The recent passing of the Naga rebel and the patron of insurgency in the Northeast has cast a shadow over what the future holds for the Naga movement.

NSCN(K) chairman S.S. Khaplang, seen here at a camp in Myanmar in 2011. Credit: Rajeev Bhattacharyya

At the end of his life, S.S. Khaplang, a leader of the Nagas in Myanmar and founder of the armed anti-India group known as the National Socialist Council of Nagaland (NSCN-K), remained an enigma. Few Indians had met him, least of all the media. One enterprising journalist from Assam who had spent time in his headquarters a few years prior, recalled a couple of days ago that the high-sounding unit was just a cluster of huts.

Khaplang’s organisation was banned and branded a terrorist group by the government of India after he broke the ceasefire accord and launched a devastating ambush in which 18 soldiers were killed in 2015. Till the end of his days, he carried a bounty on his head, yet remained out of reach of the Indian security agencies.

Known as ‘Baba’, as a patron of terrorism and insurgency in the Northeast, as a warlord, as uncle – by the former chief minister of Nagaland, T.R. Zeliang – and as a patriarch, there is no denying the challenges that have sprung up with his passing nor the possibilities.

For one, Khaplang was one of the trinity of the Naga movement against India, which emerged from the shadows of their charismatic leader A.Z. Phizo in 1980, to command and direct the fight against New Delhi.

The other two are much better known names – Th. Muivah, who is the sole survivor of that original group, and Isak Chishi Swu, who passed away almost exactly a year ago, in June 2016. Muivah is general secretary of NSCN (IM faction), founded in 1980 in Myanmar by him, Khaplang and Swu after they denounced and rejected the 1975 Shillong accord.

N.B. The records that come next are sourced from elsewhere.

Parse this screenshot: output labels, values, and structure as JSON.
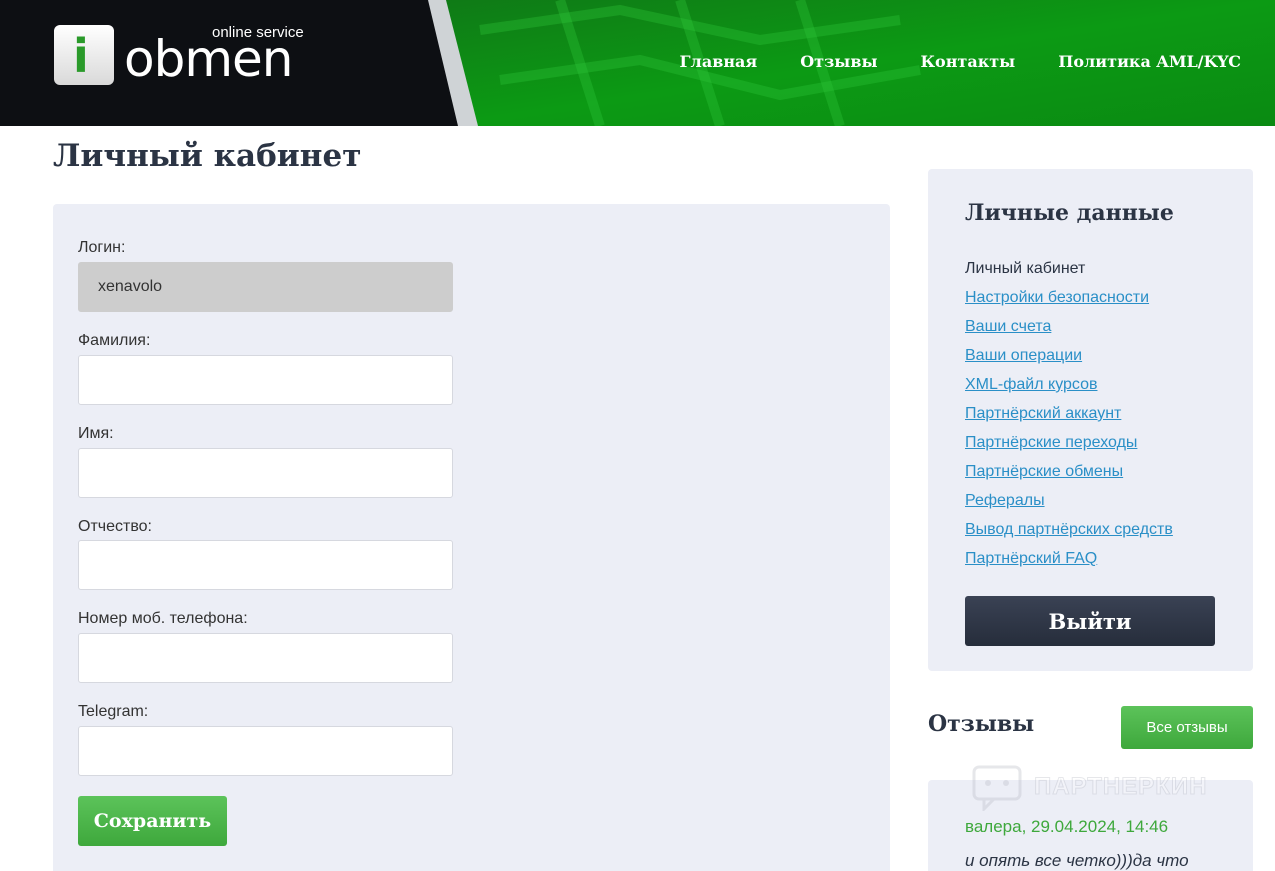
{
  "header": {
    "logo_letter": "i",
    "logo_word": "obmen",
    "logo_tagline": "online service",
    "nav": [
      "Главная",
      "Отзывы",
      "Контакты",
      "Политика AML/KYC"
    ]
  },
  "page_title": "Личный кабинет",
  "form": {
    "fields": [
      {
        "label": "Логин:",
        "value": "xenavolo",
        "readonly": true
      },
      {
        "label": "Фамилия:",
        "value": ""
      },
      {
        "label": "Имя:",
        "value": ""
      },
      {
        "label": "Отчество:",
        "value": ""
      },
      {
        "label": "Номер моб. телефона:",
        "value": ""
      },
      {
        "label": "Telegram:",
        "value": ""
      }
    ],
    "save_label": "Сохранить"
  },
  "sidebar": {
    "title": "Личные данные",
    "current": "Личный кабинет",
    "links": [
      "Настройки безопасности",
      "Ваши счета",
      "Ваши операции",
      "XML-файл курсов",
      "Партнёрский аккаунт",
      "Партнёрские переходы",
      "Партнёрские обмены",
      "Рефералы",
      "Вывод партнёрских средств",
      "Партнёрский FAQ"
    ],
    "logout_label": "Выйти"
  },
  "reviews": {
    "title": "Отзывы",
    "all_label": "Все отзывы",
    "items": [
      {
        "meta": "валера, 29.04.2024, 14:46",
        "text": "и опять все четко)))да что"
      }
    ]
  },
  "watermark": "ПАРТНЕРКИН",
  "colors": {
    "accent_green": "#3ea83c",
    "link_blue": "#2a8fc7",
    "dark_text": "#2b3444",
    "panel_bg": "#eceef6"
  }
}
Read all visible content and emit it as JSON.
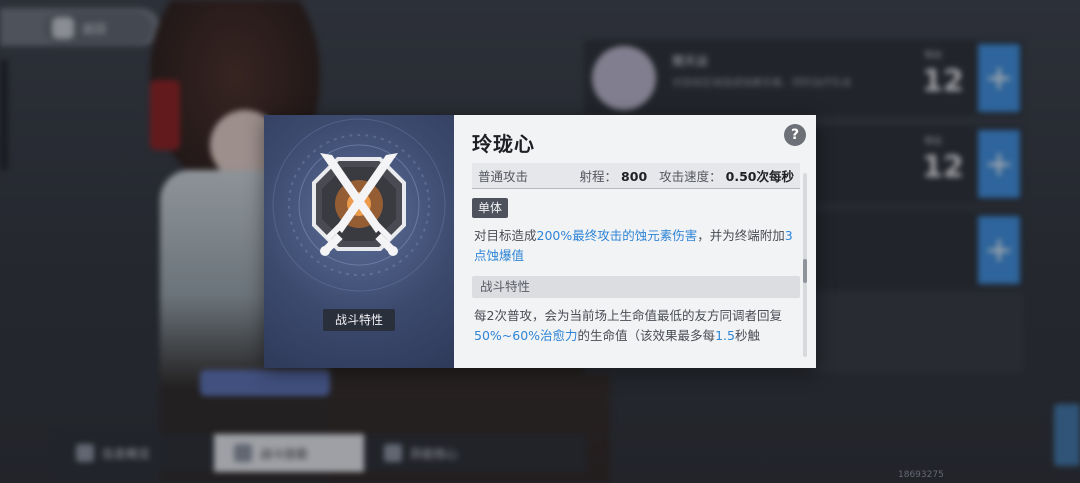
{
  "background": {
    "back_button_label": "返回",
    "refresh_icon": "refresh-icon",
    "help_icon": "?",
    "slots": [
      {
        "name": "闇天运",
        "desc": "对目标区域造成蚀素伤害，同时治疗队友",
        "level": "12",
        "level_tag": "等级",
        "plus": "+"
      },
      {
        "name": "",
        "desc": "",
        "level": "12",
        "level_tag": "等级",
        "plus": "+"
      },
      {
        "name": "",
        "desc": "",
        "level": "",
        "level_tag": "",
        "plus": "+"
      }
    ],
    "tabs": [
      {
        "label": "信息概览",
        "active": false
      },
      {
        "label": "战斗技能",
        "active": true
      },
      {
        "label": "异能核心",
        "active": false
      }
    ],
    "watermark": "18693275"
  },
  "card": {
    "icon_label": "战斗特性",
    "title": "玲珑心",
    "help": "?",
    "normal_attack": {
      "label": "普通攻击",
      "range_label": "射程：",
      "range_value": "800",
      "speed_label": "攻击速度：",
      "speed_value": "0.50次每秒"
    },
    "tag": "单体",
    "desc1": {
      "p1": "对目标造成",
      "h1": "200%最终攻击的蚀元素伤害",
      "p2": "，并为终端附加",
      "h2": "3点蚀爆值"
    },
    "section_title": "战斗特性",
    "desc2": {
      "p1": "每2次普攻，会为当前场上生命值最低的友方同调者回复",
      "h1": "50%~60%治愈力",
      "p2": "的生命值（该效果最多每",
      "h2": "1.5",
      "p3": "秒触"
    }
  },
  "colors": {
    "accent_blue": "#3d8fe0",
    "highlight_text": "#2f85d6",
    "card_icon_bg": "#3c4a6e",
    "emblem_orange": "#e07a2a"
  }
}
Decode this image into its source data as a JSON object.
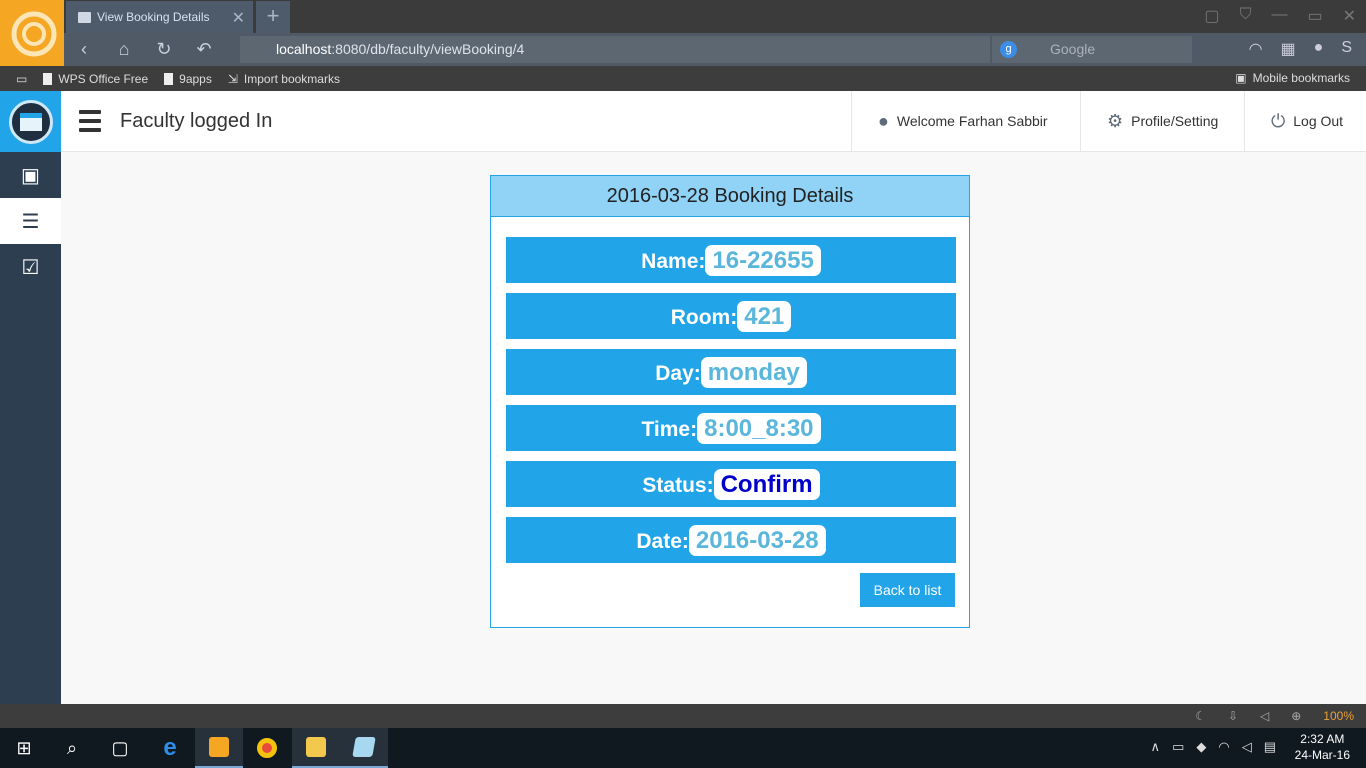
{
  "browser": {
    "tab_title": "View Booking Details",
    "url_host": "localhost",
    "url_rest": ":8080/db/faculty/viewBooking/4",
    "search_placeholder": "Google",
    "bookmarks": [
      "WPS Office Free",
      "9apps",
      "Import bookmarks"
    ],
    "mobile_bookmarks": "Mobile bookmarks",
    "zoom": "100%"
  },
  "header": {
    "title": "Faculty logged In",
    "welcome": "Welcome Farhan Sabbir",
    "profile": "Profile/Setting",
    "logout": "Log Out"
  },
  "panel": {
    "heading": "2016-03-28 Booking Details",
    "rows": [
      {
        "label": "Name:",
        "value": "16-22655"
      },
      {
        "label": "Room:",
        "value": "421"
      },
      {
        "label": "Day:",
        "value": "monday"
      },
      {
        "label": "Time:",
        "value": "8:00_8:30"
      },
      {
        "label": "Status:",
        "value": "Confirm"
      },
      {
        "label": "Date:",
        "value": "2016-03-28"
      }
    ],
    "back_button": "Back to list"
  },
  "taskbar": {
    "time": "2:32 AM",
    "date": "24-Mar-16"
  },
  "colors": {
    "accent": "#22a4e8",
    "panel_header": "#90d3f7",
    "sidebar": "#2d3e50",
    "status_confirm": "#0000cc"
  }
}
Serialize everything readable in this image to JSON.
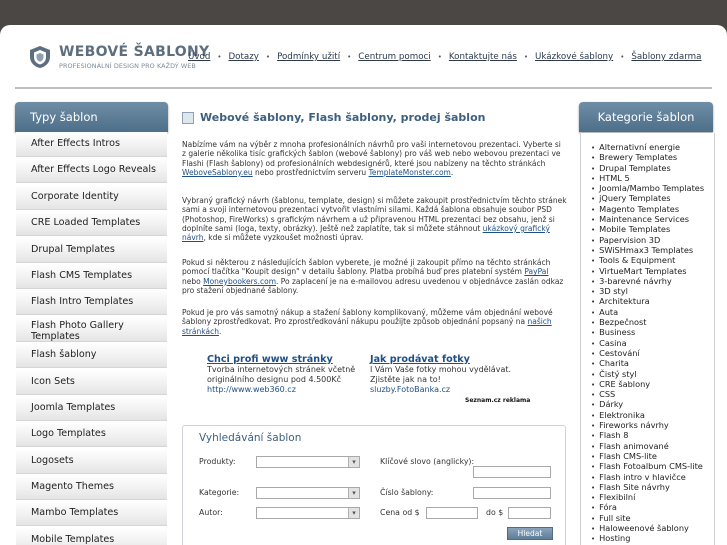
{
  "header": {
    "brand_title": "WEBOVÉ ŠABLONY",
    "brand_subtitle": "PROFESIONÁLNÍ DESIGN PRO KAŽDÝ WEB",
    "nav": [
      "Úvod",
      "Dotazy",
      "Podmínky užití",
      "Centrum pomoci",
      "Kontaktujte nás",
      "Ukázkové šablony",
      "Šablony zdarma"
    ],
    "nav_separator": "•"
  },
  "left_nav": {
    "title": "Typy šablon",
    "items": [
      "After Effects Intros",
      "After Effects Logo Reveals",
      "Corporate Identity",
      "CRE Loaded Templates",
      "Drupal Templates",
      "Flash CMS Templates",
      "Flash Intro Templates",
      "Flash Photo Gallery Templates",
      "Flash šablony",
      "Icon Sets",
      "Joomla Templates",
      "Logo Templates",
      "Logosets",
      "Magento Themes",
      "Mambo Templates",
      "Mobile Templates"
    ]
  },
  "right_nav": {
    "title": "Kategorie šablon",
    "items": [
      "Alternativní energie",
      "Brewery Templates",
      "Drupal Templates",
      "HTML 5",
      "Joomla/Mambo Templates",
      "jQuery Templates",
      "Magento Templates",
      "Maintenance Services",
      "Mobile Templates",
      "Papervision 3D",
      "SWiSHmax3 Templates",
      "Tools & Equipment",
      "VirtueMart Templates",
      "3-barevné návrhy",
      "3D styl",
      "Architektura",
      "Auta",
      "Bezpečnost",
      "Business",
      "Casina",
      "Cestování",
      "Charita",
      "Čistý styl",
      "CRE šablony",
      "CSS",
      "Dárky",
      "Elektronika",
      "Fireworks návrhy",
      "Flash 8",
      "Flash animované",
      "Flash CMS-lite",
      "Flash Fotoalbum CMS-lite",
      "Flash intro v hlavičce",
      "Flash Site návrhy",
      "Flexibilní",
      "Fóra",
      "Full site",
      "Haloweenové šablony",
      "Hosting"
    ]
  },
  "main": {
    "title": "Webové šablony, Flash šablony, prodej šablon",
    "p1_text": "Nabízíme vám na výběr z mnoha profesionálních návrhů pro vaši internetovou prezentaci. Vyberte si z galerie několika tisíc grafických šablon (webové šablony) pro váš web nebo webovou prezentaci ve Flashi (Flash šablony) od profesionálních webdesignérů, které jsou nabízeny na těchto stránkách ",
    "p1_link1": "WeboveSablony.eu",
    "p1_mid": " nebo prostřednictvím serveru ",
    "p1_link2": "TemplateMonster.com",
    "p1_end": ".",
    "p2_text": "Vybraný grafický návrh (šablonu, template, design) si můžete zakoupit prostřednictvím těchto stránek sami a svoji internetovou prezentaci vytvořit vlastními silami. Každá šablona obsahuje soubor PSD (Photoshop, FireWorks) s grafickým návrhem a už připravenou HTML prezentaci bez obsahu, jenž si doplníte sami (loga, texty, obrázky). Ještě než zaplatíte, tak si můžete stáhnout ",
    "p2_link": "ukázkový grafický návrh",
    "p2_end": ", kde si můžete vyzkoušet možnosti úprav.",
    "p3_text": "Pokud si některou z následujících šablon vyberete, je možné ji zakoupit přímo na těchto stránkách pomocí tlačítka \"Koupit design\" v detailu šablony. Platba probíhá buď pres platební systém ",
    "p3_link1": "PayPal",
    "p3_mid": " nebo ",
    "p3_link2": "Moneybookers.com",
    "p3_end": ". Po zaplacení je na e-mailovou adresu uvedenou v objednávce zaslán odkaz pro stažení objednané šablony.",
    "p4_text": "Pokud je pro vás samotný nákup a stažení šablony komplikovaný, můžeme vám objednání webové šablony zprostředkovat. Pro zprostředkování nákupu použijte způsob objednání popsaný na ",
    "p4_link": "našich stránkách",
    "p4_end": "."
  },
  "ads": [
    {
      "title": "Chci profi www stránky",
      "line1": "Tvorba internetových stránek včetně",
      "line2": "originálního designu pod 4.500Kč",
      "url": "http://www.web360.cz"
    },
    {
      "title": "Jak prodávat fotky",
      "line1": "I Vám Vaše fotky mohou vydělávat.",
      "line2": "Zjistěte jak na to!",
      "url": "sluzby.FotoBanka.cz"
    }
  ],
  "ads_footer": "Seznam.cz reklama",
  "search": {
    "title": "Vyhledávání šablon",
    "produkty_label": "Produkty:",
    "kategorie_label": "Kategorie:",
    "autor_label": "Autor:",
    "keyword_label": "Klíčové slovo (anglicky):",
    "number_label": "Číslo šablony:",
    "price_from_label": "Cena od $",
    "price_to_label": "do $",
    "button": "Hledat"
  },
  "colors": {
    "background": "#4a4744",
    "panel_header": "#5a7a94",
    "link": "#1f4f86",
    "title": "#3e5f7e"
  }
}
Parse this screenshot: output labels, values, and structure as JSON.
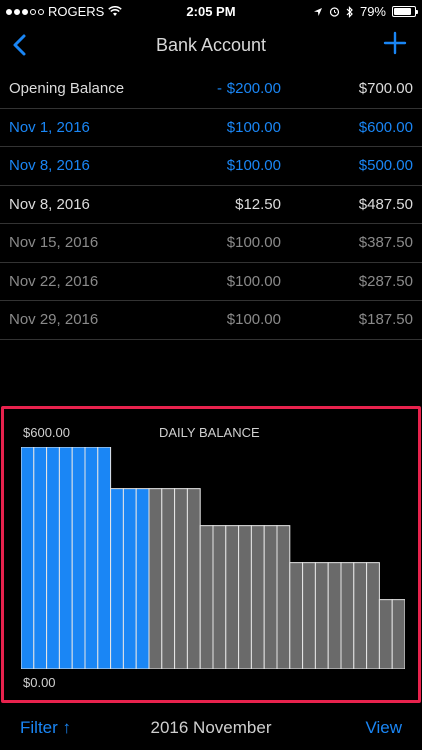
{
  "status_bar": {
    "carrier": "ROGERS",
    "time": "2:05 PM",
    "battery": "79%",
    "signal_bars_filled": 3
  },
  "nav": {
    "title": "Bank Account",
    "back_icon": "chevron-left-icon",
    "add_icon": "plus-icon"
  },
  "rows": [
    {
      "label": "Opening Balance",
      "dash": "-",
      "amount": "$200.00",
      "balance": "$700.00",
      "label_color": "#dcdcdc",
      "amount_color": "#1a86f5",
      "balance_color": "#dcdcdc"
    },
    {
      "label": "Nov 1, 2016",
      "dash": "",
      "amount": "$100.00",
      "balance": "$600.00",
      "label_color": "#1a86f5",
      "amount_color": "#1a86f5",
      "balance_color": "#1a86f5"
    },
    {
      "label": "Nov 8, 2016",
      "dash": "",
      "amount": "$100.00",
      "balance": "$500.00",
      "label_color": "#1a86f5",
      "amount_color": "#1a86f5",
      "balance_color": "#1a86f5"
    },
    {
      "label": "Nov 8, 2016",
      "dash": "",
      "amount": "$12.50",
      "balance": "$487.50",
      "label_color": "#dcdcdc",
      "amount_color": "#dcdcdc",
      "balance_color": "#dcdcdc"
    },
    {
      "label": "Nov 15, 2016",
      "dash": "",
      "amount": "$100.00",
      "balance": "$387.50",
      "label_color": "#8a8a8a",
      "amount_color": "#8a8a8a",
      "balance_color": "#8a8a8a"
    },
    {
      "label": "Nov 22, 2016",
      "dash": "",
      "amount": "$100.00",
      "balance": "$287.50",
      "label_color": "#8a8a8a",
      "amount_color": "#8a8a8a",
      "balance_color": "#8a8a8a"
    },
    {
      "label": "Nov 29, 2016",
      "dash": "",
      "amount": "$100.00",
      "balance": "$187.50",
      "label_color": "#8a8a8a",
      "amount_color": "#8a8a8a",
      "balance_color": "#8a8a8a"
    }
  ],
  "chart": {
    "title": "DAILY BALANCE",
    "max_label": "$600.00",
    "min_label": "$0.00"
  },
  "chart_data": {
    "type": "bar",
    "title": "DAILY BALANCE",
    "ylim": [
      0,
      600
    ],
    "days": [
      1,
      2,
      3,
      4,
      5,
      6,
      7,
      8,
      9,
      10,
      11,
      12,
      13,
      14,
      15,
      16,
      17,
      18,
      19,
      20,
      21,
      22,
      23,
      24,
      25,
      26,
      27,
      28,
      29,
      30
    ],
    "values": [
      600,
      600,
      600,
      600,
      600,
      600,
      600,
      487.5,
      487.5,
      487.5,
      487.5,
      487.5,
      487.5,
      487.5,
      387.5,
      387.5,
      387.5,
      387.5,
      387.5,
      387.5,
      387.5,
      287.5,
      287.5,
      287.5,
      287.5,
      287.5,
      287.5,
      287.5,
      187.5,
      187.5
    ],
    "colors": [
      "#1a86f5",
      "#1a86f5",
      "#1a86f5",
      "#1a86f5",
      "#1a86f5",
      "#1a86f5",
      "#1a86f5",
      "#1a86f5",
      "#1a86f5",
      "#1a86f5",
      "#6a6a6a",
      "#6a6a6a",
      "#6a6a6a",
      "#6a6a6a",
      "#6a6a6a",
      "#6a6a6a",
      "#6a6a6a",
      "#6a6a6a",
      "#6a6a6a",
      "#6a6a6a",
      "#6a6a6a",
      "#6a6a6a",
      "#6a6a6a",
      "#6a6a6a",
      "#6a6a6a",
      "#6a6a6a",
      "#6a6a6a",
      "#6a6a6a",
      "#6a6a6a",
      "#6a6a6a"
    ]
  },
  "toolbar": {
    "filter_label": "Filter ↑",
    "month_label": "2016 November",
    "view_label": "View"
  }
}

Isak Chishi Swu. Credit: PTI

That agreement had been signed when representatives of the then federal government of Nagaland and its political wing, the Naga National Council, accepted “without condition, the constitution of India”. Yet the accord went on to say that the underground representatives would have a ‘reasonable’ time to prepare for “a final settlement”. The first clause was denounced by the trinity as a surrender and led to the start of a fratricidal conflict within the Naga movement, which has not ceased, although it has abated.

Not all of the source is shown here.